Ugandan Journalist Survives Riots
From the Parkville Luminary
CAPE TOWN, SOUTH AFRICA—On the same day that I arrived in South Africa to teach and tour, my Ugandan “sister”, Gloria, almost died.
When I read her tale below, I was flooded me with emotions—anger, fear, and relief among them. This is the story, in her own words (edited for length and style), of how she got caught up in rioting in Kampala and narrowly missed being seriously injured or even killed.
“It all started with an early morning trip to do everything (errands) on Friday…As we entered town from Entebbe road, …we saw people running for their lives. Police patrol cars started moving in different directions and all of a sudden our taxi came to stop and we came out of the car. I told Peggy it would be safer to walk into a bank. We did this smartly (quickly) as I could not run very far, I lost all the energy, We entered a bank thinking it was the safest place and after about 30 minutes the situation got very tense and the bank manger came and chased us out. This is downtown Kampala where all the hooligans reside.
At this point, (the protesters) were in front of the bank where we took refuge. They were burning tires, hurling stones at police men and robbing people walking along the road side. Soon we were forced out of the bank with two other women, and as soon as we came out, we were tear gassed in the face, Peggy began crying and joined the women in washing their faces. I was not yet feeling the pain, but just five minutes later, I felt the tear gas enter my throat and I began coughing badly and could hardly breathe.
We begged the bank to let us in and we took refuge in vain as the street was covered with teargas and instead the security man pushed Peggy away by force. At this point, another kind security guard directed us to move back towards town which we did. The other women disappeared too. We moved towards town hold our nose and hands with pain crying for help and we could not move any further. Here, more tear gas was hurled at us. (Photo--Gloria on the left, with myself and our friend Venis Omona).
…We entered in a trench but could not stay for long, dirty smelly and risky, we moved along the valley and stated to climb up just the two of us when somebody open a small door and come in. We entered this small metal shop and sat. (Outside), rowdy youth were burning tires in front of the shop. The smoke was unbearable, all roads at this time were closed. It was already 12pm. We then heard more tear gas and gunshots just in front of the metal shop and we all lay down on the floor.
…Shortly police began patrolling the streets (so) e jumped on a boda-boda (motorbike taxi). We just rode only 200 meters and met people running for safety. The boda man insisted on riding fast with us but we refused and we came out and started a long walk home. We used short cuts ended near American embassy. On our way we met youth robbing people several times and the trick I did was to walk like a very sick and weak person while bending on Peggy’s shoulder. I was so scared because inside my bag (purse) I had Peggy’s school fees (since I had planned to pay) her fees today.

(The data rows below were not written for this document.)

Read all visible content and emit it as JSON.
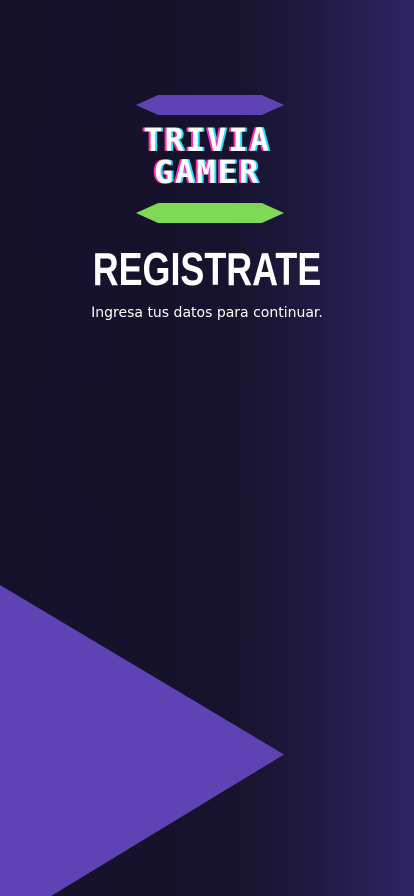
{
  "logo": {
    "line1": "TRIVIA",
    "line2": "GAMER"
  },
  "screen": {
    "title": "REGISTRATE",
    "subtitle": "Ingresa tus datos para continuar."
  },
  "colors": {
    "background_dark": "#16112b",
    "background_right": "#2f2466",
    "accent_purple": "#5f43b5",
    "accent_green": "#7ed957",
    "text_primary": "#ffffff",
    "logo_glitch_pink": "#ff2ea6",
    "logo_glitch_cyan": "#24e0ff"
  }
}
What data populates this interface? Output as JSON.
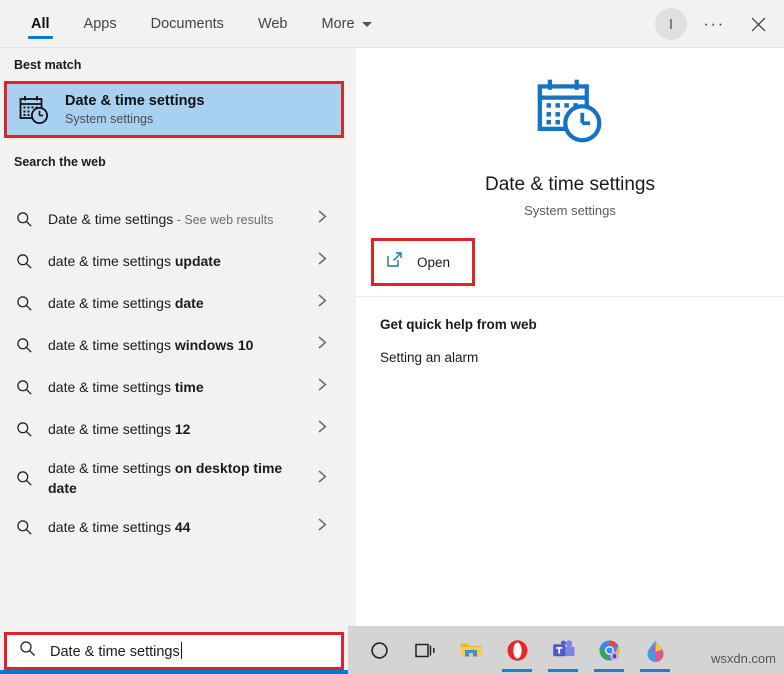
{
  "topbar": {
    "tabs": [
      {
        "label": "All",
        "active": true
      },
      {
        "label": "Apps",
        "active": false
      },
      {
        "label": "Documents",
        "active": false
      },
      {
        "label": "Web",
        "active": false
      },
      {
        "label": "More",
        "active": false,
        "has_caret": true
      }
    ],
    "avatar_initial": "I",
    "ellipsis_label": "···",
    "close_label": "Close",
    "accent_color": "#0078d7"
  },
  "left": {
    "best_match_heading": "Best match",
    "best_match": {
      "title": "Date & time settings",
      "subtitle": "System settings",
      "icon": "calendar-clock-icon",
      "highlight_color": "#e02424",
      "selected_background": "#a8d0f0"
    },
    "search_web_heading": "Search the web",
    "web_results": [
      {
        "plain": "Date & time settings",
        "bold": "",
        "suffix_grey": " - See web results",
        "icon": "search-icon"
      },
      {
        "plain": "date & time settings ",
        "bold": "update",
        "suffix_grey": "",
        "icon": "search-icon"
      },
      {
        "plain": "date & time settings ",
        "bold": "date",
        "suffix_grey": "",
        "icon": "search-icon"
      },
      {
        "plain": "date & time settings ",
        "bold": "windows 10",
        "suffix_grey": "",
        "icon": "search-icon"
      },
      {
        "plain": "date & time settings ",
        "bold": "time",
        "suffix_grey": "",
        "icon": "search-icon"
      },
      {
        "plain": "date & time settings ",
        "bold": "12",
        "suffix_grey": "",
        "icon": "search-icon"
      },
      {
        "plain": "date & time settings ",
        "bold": "on desktop time date",
        "suffix_grey": "",
        "icon": "search-icon",
        "two_line": true
      },
      {
        "plain": "date & time settings ",
        "bold": "44",
        "suffix_grey": "",
        "icon": "search-icon"
      }
    ]
  },
  "right": {
    "hero_icon": "calendar-clock-icon",
    "hero_title": "Date & time settings",
    "hero_subtitle": "System settings",
    "open_button": {
      "label": "Open",
      "icon": "open-external-icon"
    },
    "quick_help_heading": "Get quick help from web",
    "quick_help_items": [
      "Setting an alarm"
    ]
  },
  "search": {
    "value": "Date & time settings",
    "icon": "search-icon",
    "highlight_color": "#e02424"
  },
  "taskbar": {
    "items": [
      {
        "name": "cortana-icon",
        "running": false
      },
      {
        "name": "task-view-icon",
        "running": false
      },
      {
        "name": "file-explorer-icon",
        "running": false
      },
      {
        "name": "opera-icon",
        "running": true
      },
      {
        "name": "microsoft-teams-icon",
        "running": true
      },
      {
        "name": "google-chrome-icon",
        "running": true
      },
      {
        "name": "paint-3d-icon",
        "running": true
      }
    ],
    "watermark": "wsxdn.com"
  }
}
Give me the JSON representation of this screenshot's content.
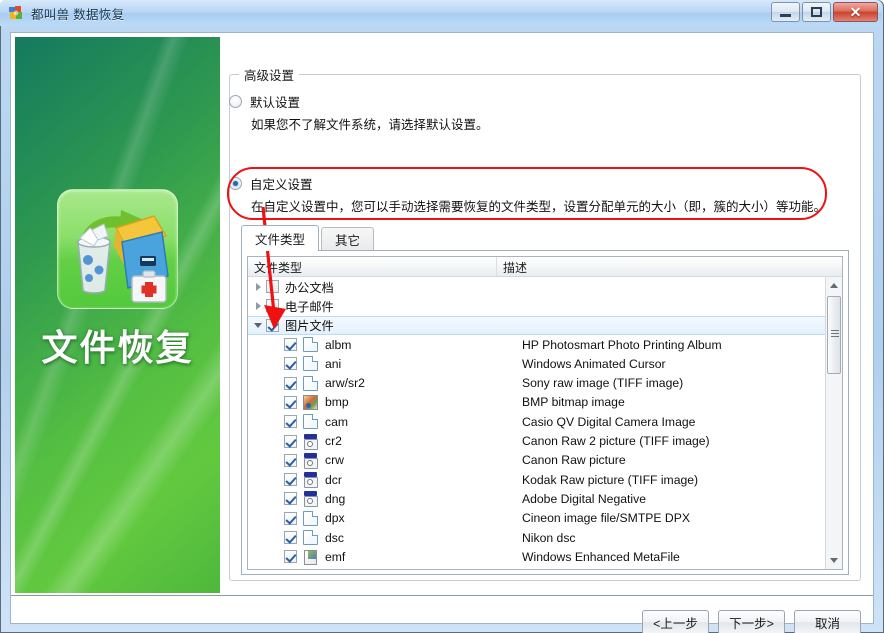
{
  "window": {
    "title": "都叫兽 数据恢复",
    "icon": "app-puzzle-icon",
    "minimize_label": "",
    "maximize_label": "",
    "close_label": "✕"
  },
  "sidebar": {
    "icon": "recycle-bin-recovery-icon",
    "title": "文件恢复"
  },
  "groupbox": {
    "legend": "高级设置"
  },
  "options": {
    "default": {
      "label": "默认设置",
      "description": "如果您不了解文件系统，请选择默认设置。",
      "selected": false
    },
    "custom": {
      "label": "自定义设置",
      "description": "在自定义设置中，您可以手动选择需要恢复的文件类型，设置分配单元的大小（即，簇的大小）等功能。",
      "selected": true
    }
  },
  "annotation": {
    "color": "#ee1111",
    "shape": "rounded-rect-and-arrow"
  },
  "tabs": [
    {
      "label": "文件类型",
      "active": true
    },
    {
      "label": "其它",
      "active": false
    }
  ],
  "list": {
    "columns": [
      "文件类型",
      "描述"
    ],
    "groups": [
      {
        "name": "办公文档",
        "checked": false,
        "expanded": false
      },
      {
        "name": "电子邮件",
        "checked": false,
        "expanded": false
      },
      {
        "name": "图片文件",
        "checked": true,
        "expanded": true,
        "selected": true
      }
    ],
    "rows": [
      {
        "checked": true,
        "icon": "doc",
        "name": "albm",
        "desc": "HP Photosmart Photo Printing Album"
      },
      {
        "checked": true,
        "icon": "doc",
        "name": "ani",
        "desc": "Windows Animated Cursor"
      },
      {
        "checked": true,
        "icon": "doc",
        "name": "arw/sr2",
        "desc": "Sony raw image (TIFF image)"
      },
      {
        "checked": true,
        "icon": "img",
        "name": "bmp",
        "desc": "BMP bitmap image"
      },
      {
        "checked": true,
        "icon": "doc",
        "name": "cam",
        "desc": "Casio QV Digital Camera Image"
      },
      {
        "checked": true,
        "icon": "cam",
        "name": "cr2",
        "desc": "Canon Raw 2 picture (TIFF image)"
      },
      {
        "checked": true,
        "icon": "cam",
        "name": "crw",
        "desc": "Canon Raw picture"
      },
      {
        "checked": true,
        "icon": "cam",
        "name": "dcr",
        "desc": "Kodak Raw picture (TIFF image)"
      },
      {
        "checked": true,
        "icon": "cam",
        "name": "dng",
        "desc": "Adobe Digital Negative"
      },
      {
        "checked": true,
        "icon": "doc",
        "name": "dpx",
        "desc": "Cineon image file/SMTPE DPX"
      },
      {
        "checked": true,
        "icon": "doc",
        "name": "dsc",
        "desc": "Nikon dsc"
      },
      {
        "checked": true,
        "icon": "emf",
        "name": "emf",
        "desc": "Windows Enhanced MetaFile"
      }
    ]
  },
  "footer": {
    "buttons": [
      {
        "label": "<上一步",
        "name": "back-button"
      },
      {
        "label": "下一步>",
        "name": "next-button"
      },
      {
        "label": "取消",
        "name": "cancel-button"
      }
    ]
  }
}
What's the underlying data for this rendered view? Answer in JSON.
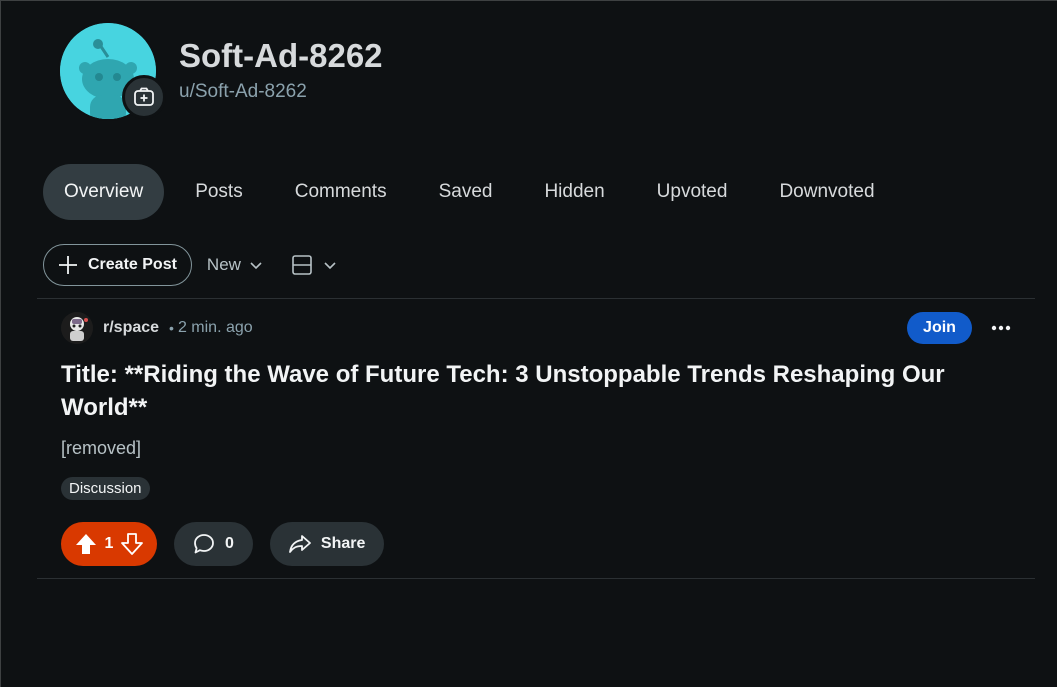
{
  "profile": {
    "display_name": "Soft-Ad-8262",
    "username": "u/Soft-Ad-8262",
    "avatar_color": "#47d4e0",
    "avatar_icon": "snoo-avatar-icon",
    "add_icon": "add-image-icon"
  },
  "tabs": [
    {
      "label": "Overview",
      "active": true
    },
    {
      "label": "Posts"
    },
    {
      "label": "Comments"
    },
    {
      "label": "Saved"
    },
    {
      "label": "Hidden"
    },
    {
      "label": "Upvoted"
    },
    {
      "label": "Downvoted"
    }
  ],
  "toolbar": {
    "create_label": "Create Post",
    "sort_label": "New"
  },
  "post": {
    "subreddit": "r/space",
    "separator": "•",
    "time": "2 min. ago",
    "join_label": "Join",
    "title": "Title: **Riding the Wave of Future Tech: 3 Unstoppable Trends Reshaping Our World**",
    "body": "[removed]",
    "flair": "Discussion",
    "score": "1",
    "comments": "0",
    "share_label": "Share"
  },
  "colors": {
    "background": "#0e1113",
    "join": "#115bca",
    "upvoted": "#d93900",
    "active_tab": "#333d42"
  }
}
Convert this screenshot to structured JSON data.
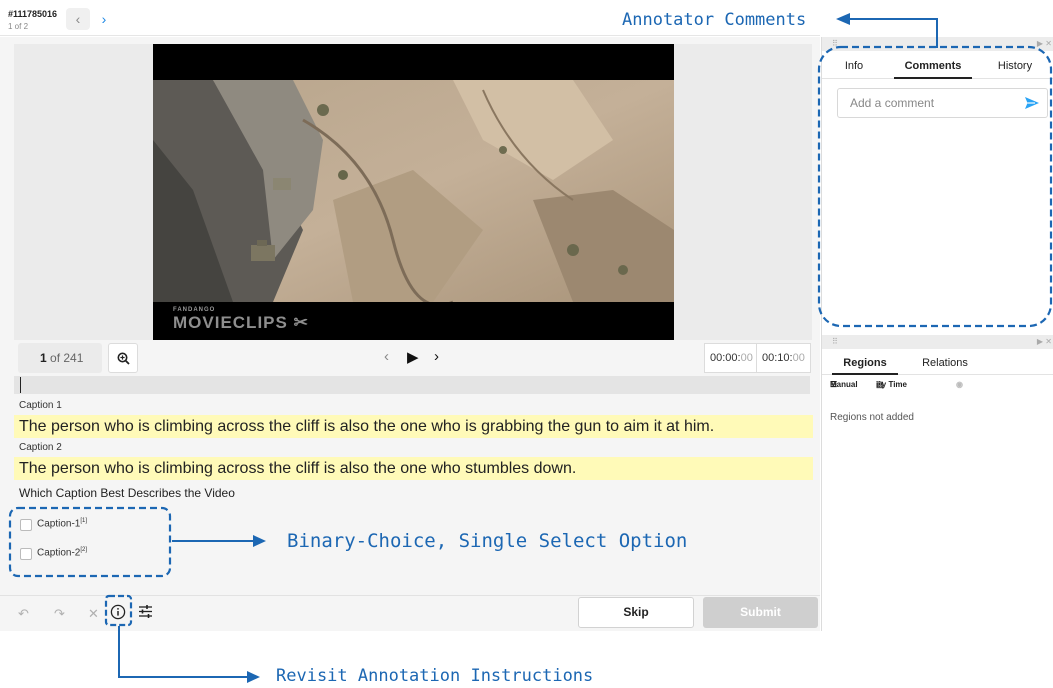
{
  "header": {
    "task_id": "#111785016",
    "task_count": "1 of 2",
    "prev_icon": "chevron-left-icon",
    "next_icon": "chevron-right-icon"
  },
  "video": {
    "watermark_small": "FANDANGO",
    "watermark": "MOVIECLIPS",
    "frame_current": "1",
    "frame_total": " of 241",
    "time_current_main": "00:00:",
    "time_current_ms": "00",
    "time_duration_main": "00:10:",
    "time_duration_ms": "00"
  },
  "captions": [
    {
      "label": "Caption 1",
      "text": "The person who is climbing across the cliff is also the one who is grabbing the gun to aim it at him."
    },
    {
      "label": "Caption 2",
      "text": "The person who is climbing across the cliff is also the one who stumbles down."
    }
  ],
  "question": "Which Caption Best Describes the Video",
  "choices": [
    {
      "label": "Caption-1",
      "hotkey": "[1]",
      "checked": false
    },
    {
      "label": "Caption-2",
      "hotkey": "[2]",
      "checked": false
    }
  ],
  "bottom_bar": {
    "skip_label": "Skip",
    "submit_label": "Submit"
  },
  "side_panel": {
    "tabs": [
      "Info",
      "Comments",
      "History"
    ],
    "active_tab": "Comments",
    "comment_placeholder": "Add a comment",
    "region_tabs": [
      "Regions",
      "Relations"
    ],
    "active_region_tab": "Regions",
    "manual_label": "Manual",
    "by_time_label": "By Time",
    "regions_empty": "Regions not added"
  },
  "annotations": {
    "comments_callout": "Annotator Comments",
    "choice_callout": "Binary-Choice, Single Select Option",
    "instructions_callout": "Revisit Annotation Instructions"
  },
  "colors": {
    "callout": "#1c67b3",
    "caption_highlight": "#fffab8",
    "link_blue": "#1e88e5",
    "send_blue": "#29a3f5"
  }
}
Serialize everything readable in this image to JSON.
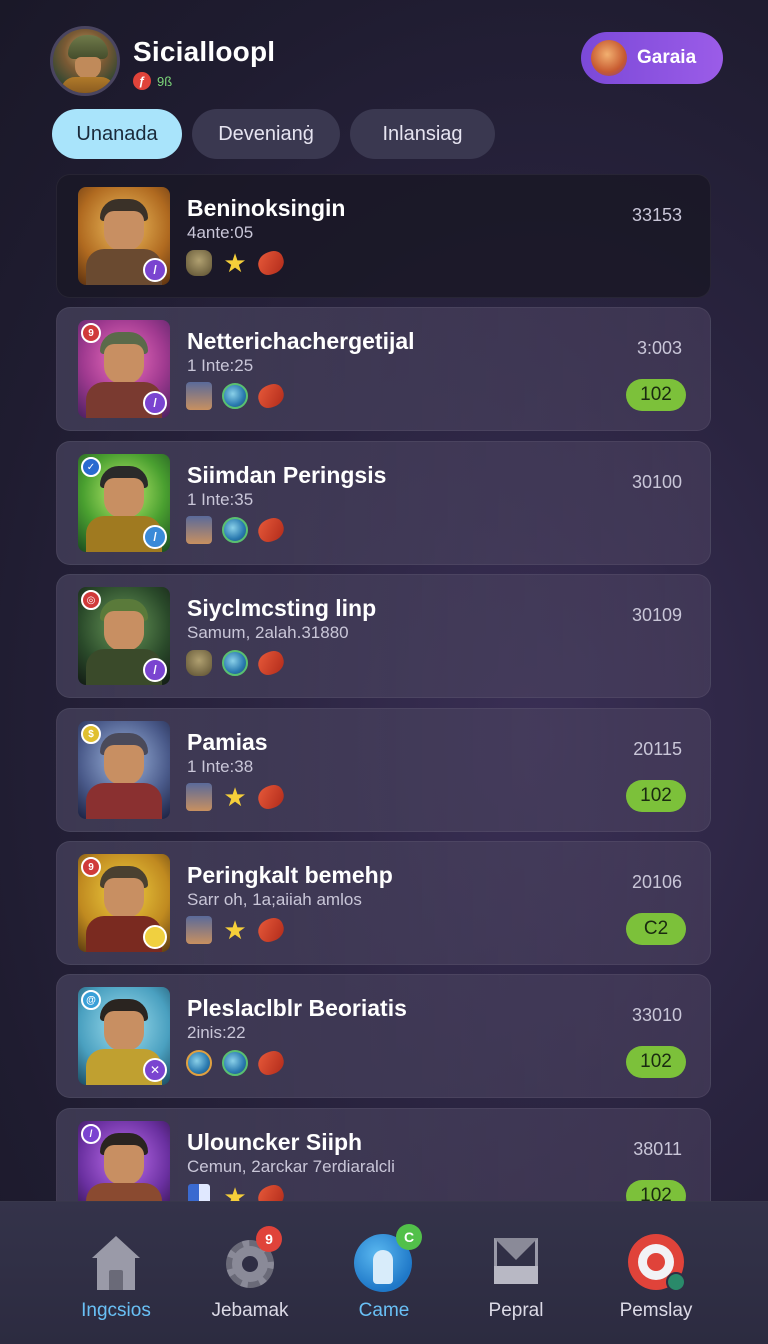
{
  "header": {
    "title": "Sicialloopl",
    "status_text": "9ß",
    "status_dot": "ƒ",
    "action_label": "Garaia"
  },
  "tabs": [
    {
      "label": "Unanada",
      "active": true
    },
    {
      "label": "Devenianġ",
      "active": false
    },
    {
      "label": "Inlansiag",
      "active": false
    }
  ],
  "colors": {
    "accent": "#9b5ce8",
    "tab_active": "#a9e4fb",
    "pill_green": "#7cc13a",
    "nav_active": "#69c0f5"
  },
  "players": [
    {
      "name": "Beninoksingin",
      "sub": "4ante:05",
      "score": "33153",
      "pill": "",
      "icons": [
        "helmet-icon",
        "star-icon",
        "meat-icon"
      ]
    },
    {
      "name": "Netterichachergetijal",
      "sub": "1 Inte:25",
      "score": "3:003",
      "pill": "102",
      "icons": [
        "portrait-icon",
        "orb-icon",
        "meat-icon"
      ]
    },
    {
      "name": "Siimdan Peringsis",
      "sub": "1 Inte:35",
      "score": "30100",
      "pill": "",
      "icons": [
        "portrait-icon",
        "orb-icon",
        "meat-icon"
      ]
    },
    {
      "name": "Siyclmcsting linp",
      "sub": "Samum, 2alah.31880",
      "score": "30109",
      "pill": "",
      "icons": [
        "helmet-icon",
        "orb-icon",
        "meat-icon"
      ]
    },
    {
      "name": "Pamias",
      "sub": "1 Inte:38",
      "score": "20115",
      "pill": "102",
      "icons": [
        "portrait-icon",
        "star-icon",
        "meat-icon"
      ]
    },
    {
      "name": "Peringkalt bemehp",
      "sub": "Sarr oh, 1a;aiiah amlos",
      "score": "20106",
      "pill": "C2",
      "icons": [
        "portrait-icon",
        "star-icon",
        "meat-icon"
      ]
    },
    {
      "name": "Pleslaclblr Beoriatis",
      "sub": "2inis:22",
      "score": "33010",
      "pill": "102",
      "icons": [
        "orb-icon",
        "orb-icon",
        "meat-icon"
      ]
    },
    {
      "name": "Ulouncker Siiph",
      "sub": "Cemun, 2arckar 7erdiaralcli",
      "score": "38011",
      "pill": "102",
      "icons": [
        "bar-icon",
        "star-icon",
        "meat-icon"
      ]
    }
  ],
  "nav": [
    {
      "label": "Ingcsios",
      "icon": "home-icon",
      "active": true
    },
    {
      "label": "Jebamak",
      "icon": "gear-icon",
      "badge": "9",
      "active": false
    },
    {
      "label": "Came",
      "icon": "game-icon",
      "badge": "C",
      "active": true
    },
    {
      "label": "Pepral",
      "icon": "mail-icon",
      "active": false
    },
    {
      "label": "Pemslay",
      "icon": "target-icon",
      "active": false
    }
  ]
}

…We found our way to the valley and climbed up to find the road was all blocked. We had to walk through a longer distance and we then could use the direct route to my house, because here one person had been shot dead in front of the road to my house, so it became very risky. Along the way we met policemen being chest by rioters and some watch helplessly as the youth burn tires on the road …(Finally), I met a man who knew (my husband) and led us through a safer shortcut to my house. At home, my young kids (ages 9 and 1 ½) were all sleeping down on the floor watching the wedding of Prince William and Kate. My daughter Cindy told me by lying down because they were trying to reduce the chance of stray bullets getting them…We also joined them on the floor.
…I will never forget this day when police tear gassed me and my nice. As a journalist, I think tear gas should not be used on innocent people. I thank God for protecting me, and keeping kids school fees safely. Finally, I pray for a peaceful ending of this conflict.”
After reading her story, it’s hard not to get preachy about how lucky we are to live in peaceful Parkville. From here on out, as I go about my daily life, I’ll think about Gloria whenever I start getting whiny about my petty, comparatively insignificant problems.